To further explore Netflix’s content strategy, let’s analyze high-impact dates, such as holidays or major events, and their correlation with content releases.

In [None]:
# Define significant holidays and events in 2023
important_dates = [
    '2023-01-01',  # new year's day
    '2023-02-14',  # valentine's ay
    '2023-07-04',  # independence day (US)
    '2023-10-31',  # halloween
    '2023-12-25'   # christmas day
]

# Convert to datetime
important_dates = pd.to_datetime(important_dates)

# Check for content releases close to these significant holidays (within a 3-day window)
holiday_releases = netflix_data[netflix_data['Release Date'].apply(
    lambda x: any((x - date).days in range(-3, 4) for date in important_dates)
)]

# Total viewership hours for releases near significant holidays
holiday_viewership = holiday_releases.groupby('Release Date')['Hours Viewed'].sum()

holiday_releases[['Title', 'Release Date', 'Hours Viewed']]

Unnamed: 0,Title,Release Date,Hours Viewed
2,The Glory: Season 1 // 더 글로리: 시즌 1,2022-12-30,622800000.0
6,La Reina del Sur: Season 3,2022-12-30,429600000.0
11,Kaleidoscope: Limited Series,2023-01-01,252500000.0
29,Perfect Match: Season 1,2023-02-14,176800000.0
124,Lady Voyeur: Limited Series // Olhar Indiscret...,2022-12-31,86000000.0
...,...,...,...
22324,The Romantics: Limited Series,2023-02-14,1000000.0
22327,Aggretsuko: Season 5 // アグレッシブ烈子: シーズン5,2023-02-16,900000.0
22966,The Lying Life of Adults: Limited Series // La...,2023-01-04,900000.0
22985,Community Squad: Season 1 // División Palermo:...,2023-02-17,800000.0


The data indicates that Netflix strategically times content releases around major holidays and events to maximize viewership. Some notable releases include:  

- **New Year’s Period**: Titles like *The Glory: Season 1*, *La Reina del Sur: Season 3*, and *Kaleidoscope: Limited Series* premiered around New Year’s Day, driving high engagement.  
- **Valentine’s Day**: *Perfect Match: Season 1* and *The Romantics: Limited Series* debuted on February 14th, aligning with the holiday’s romantic theme to capitalize on audience sentiment.  
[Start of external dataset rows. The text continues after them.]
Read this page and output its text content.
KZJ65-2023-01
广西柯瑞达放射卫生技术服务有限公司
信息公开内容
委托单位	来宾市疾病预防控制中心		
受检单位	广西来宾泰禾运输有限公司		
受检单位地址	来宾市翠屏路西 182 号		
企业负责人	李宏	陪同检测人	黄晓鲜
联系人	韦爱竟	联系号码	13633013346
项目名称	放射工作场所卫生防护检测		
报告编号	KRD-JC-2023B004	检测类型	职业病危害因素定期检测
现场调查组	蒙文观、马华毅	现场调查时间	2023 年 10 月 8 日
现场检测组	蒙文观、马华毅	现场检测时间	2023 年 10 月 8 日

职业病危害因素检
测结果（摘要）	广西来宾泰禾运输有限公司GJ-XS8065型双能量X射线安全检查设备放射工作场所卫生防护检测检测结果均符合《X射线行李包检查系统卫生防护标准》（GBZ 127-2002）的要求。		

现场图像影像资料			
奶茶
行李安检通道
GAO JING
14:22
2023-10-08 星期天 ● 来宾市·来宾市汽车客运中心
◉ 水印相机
This strategic scheduling suggests that Netflix leverages seasonal trends to enhance content performance and viewer engagement.

# Conclusion
Netflix's content strategy focuses on maximizing viewership through strategic release timing and diverse content offerings. Shows consistently outperform movies in total watch hours, with notable spikes in December and June, indicating key release periods designed to drive engagement. The Fall season emerges as the peak time for audience activity, further reinforcing the importance of well-timed releases.  
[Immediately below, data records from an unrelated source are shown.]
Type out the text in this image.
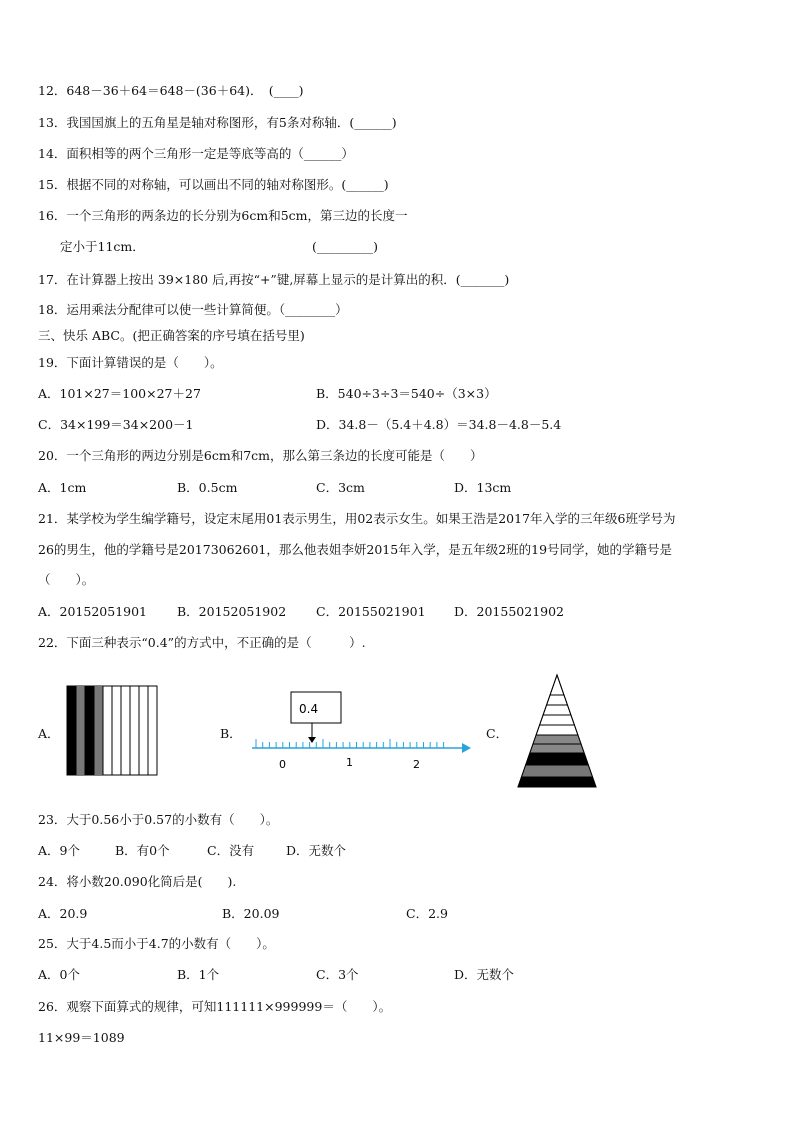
12．648－36＋64＝648－(36＋64)．　(____)
13．我国国旗上的五角星是轴对称图形，有5条对称轴．(______)
14．面积相等的两个三角形一定是等底等高的（______）
15．根据不同的对称轴，可以画出不同的轴对称图形。(______)
16．一个三角形的两条边的长分别为6cm和5cm，第三边的长度一
定小于11cm．	(_________)
17．在计算器上按出 39×180 后,再按“+”键,屏幕上显示的是计算出的积．(_______)
18．运用乘法分配律可以使一些计算简便。（________）
三、快乐 ABC。(把正确答案的序号填在括号里)
19．下面计算错误的是（　　）。
A．101×27＝100×27＋27	B．540÷3÷3＝540÷（3×3）
C．34×199＝34×200－1	D．34.8－（5.4＋4.8）＝34.8－4.8－5.4
20．一个三角形的两边分别是6cm和7cm，那么第三条边的长度可能是（　　）
A．1cm	B．0.5cm	C．3cm	D．13cm
21．某学校为学生编学籍号，设定末尾用01表示男生，用02表示女生。如果王浩是2017年入学的三年级6班学号为
26的男生，他的学籍号是20173062601，那么他表姐李妍2015年入学，是五年级2班的19号同学，她的学籍号是
（　　）。
A．20152051901 B．20152051902 C．20155021901 D．20155021902
22．下面三种表示“0.4”的方式中，不正确的是（　　　）.
A．	B．
0.4
0	1	2
C．
23．大于0.56小于0.57的小数有（　　）。
A．9个	B．有0个	C．没有	D．无数个
24．将小数20.090化简后是(　　).
A．20.9	B．20.09	C．2.9
25．大于4.5而小于4.7的小数有（　　）。
A．0个	B．1个	C．3个	D．无数个
26．观察下面算式的规律，可知111111×999999＝（　　）。
11×99＝1089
Additionally, Netflix favors Fridays for new content drops, ensuring maximum engagement heading into the weekend. Viewership trends closely follow this pattern, highlighting the effectiveness of this approach. While content releases remain steady throughout the year, viewership fluctuates significantly, suggesting that Netflix prioritizes high-impact titles and optimal release timing over sheer volume.